Faruqi & Faruqi Investigates Investor Claims in Major Firms: Potential Legal Fallout

Faruqi & Faruqi Investigates Investor Claims in Major Firms: Potential Legal Fallout

2025-03-30 companies

New York City, Sunday, 30 March 2025.
Faruqi & Faruqi investigates investor claims against prominent companies e.l.f. Beauty and Merck, focusing on alleged security law violations. The inquiries could lead to significant financial implications.

E.l.f. Beauty Under Scrutiny for Inventory and Revenue Claims

Law firm Faruqi & Faruqi has launched an investigation into e.l.f. Beauty regarding potential securities law violations, with particular focus on allegations of inflated revenue reports and misleading inventory statements. According to the investigation, the company allegedly made false statements about rising inventory levels, attributing them to sourcing practice changes rather than declining sales [1]. The situation came to light when Muddy Waters Research published a report on November 20, 2024, claiming that e.l.f. had ‘materially overstated revenue over the past three quarters’ [1]. Investors who experienced losses exceeding $50,000 have until May 5, 2025, to seek lead plaintiff status in the federal securities class action [1].

Merck Faces Investigation Over Gardasil Revenue Projections

In a parallel investigation, Merck & Co. faces scrutiny over its Gardasil vaccine revenue projections.
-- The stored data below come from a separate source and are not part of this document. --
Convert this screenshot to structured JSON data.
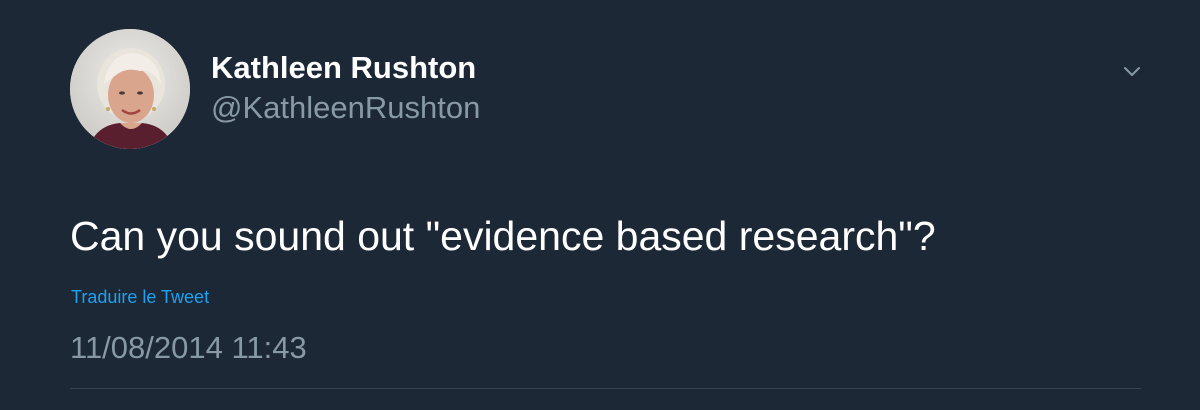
{
  "author": {
    "display_name": "Kathleen Rushton",
    "handle": "@KathleenRushton",
    "avatar_icon": "profile-photo"
  },
  "tweet": {
    "text": "Can you sound out \"evidence based research\"?",
    "translate_label": "Traduire le Tweet",
    "timestamp": "11/08/2014 11:43"
  },
  "menu": {
    "icon": "chevron-down-icon"
  },
  "colors": {
    "background": "#1c2836",
    "primary_text": "#ffffff",
    "secondary_text": "#8899a6",
    "link": "#1da1f2",
    "divider": "#38444d"
  }
}
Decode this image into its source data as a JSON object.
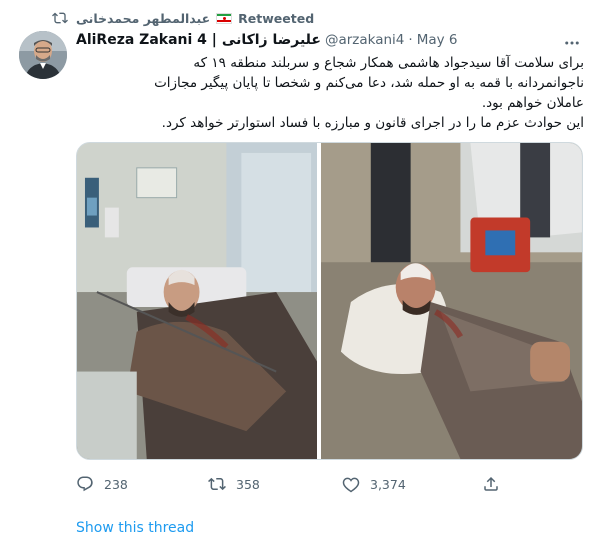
{
  "retweet": {
    "retweeter_name": "عبدالمطهر محمدخانی",
    "label": "Retweeted"
  },
  "tweet": {
    "author_name": "AliReza Zakani 4 |",
    "author_name_fa": "علیرضا زاکانی",
    "handle": "@arzakani4",
    "separator": "·",
    "date": "May 6",
    "text_lines": [
      "برای سلامت آقا سیدجواد هاشمی همکار شجاع و سربلند منطقه ۱۹ که",
      "ناجوانمردانه با قمه به او حمله شد، دعا می‌کنم و شخصا تا پایان پیگیر مجازات",
      "عاملان خواهم بود.",
      "این حوادث عزم ما را در اجرای قانون و مبارزه با فساد استوارتر خواهد کرد."
    ],
    "media": [
      {
        "icon": "hospital-photo"
      },
      {
        "icon": "street-photo"
      }
    ]
  },
  "actions": {
    "reply_count": "238",
    "retweet_count": "358",
    "like_count": "3,374"
  },
  "show_thread": "Show this thread",
  "colors": {
    "link": "#1d9bf0",
    "muted": "#536471",
    "text": "#0f1419",
    "border": "#cfd9de"
  }
}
The pharmaceutical giant reported a 3% decline in GARDASIL/GARDASIL 9 sales to $8.6 billion in its Q4 and full-year 2024 results [2]. The investigation centers on Merck’s earlier projection of $11 billion in Gardasil sales by 2030, which investigators allege was inflated due to unclear demand visibility in China [2]. Following the announcement of a temporary pause in Chinese shipments on February 4, 2025, Merck’s stock experienced a significant decline of $9.05 per share, closing at $90.74 [2]. Investors have until April 14, 2025, to seek lead plaintiff status in this case [2].

Broader Pattern of Securities Investigations

The investigations into e.l.f. Beauty and Merck are part of a broader series of securities class actions being pursued by Faruqi & Faruqi. The firm is currently handling multiple cases involving significant investor losses, including investigations into Geron Corporation, where the stock price declined by -32.068% on February 26, 2025 [4], and Maravai LifeSciences, which postponed its fiscal 2024 earnings release due to a $3.9 million revenue recognition error [5]. These cases reflect a growing trend of scrutiny over corporate financial reporting and disclosure practices [GPT].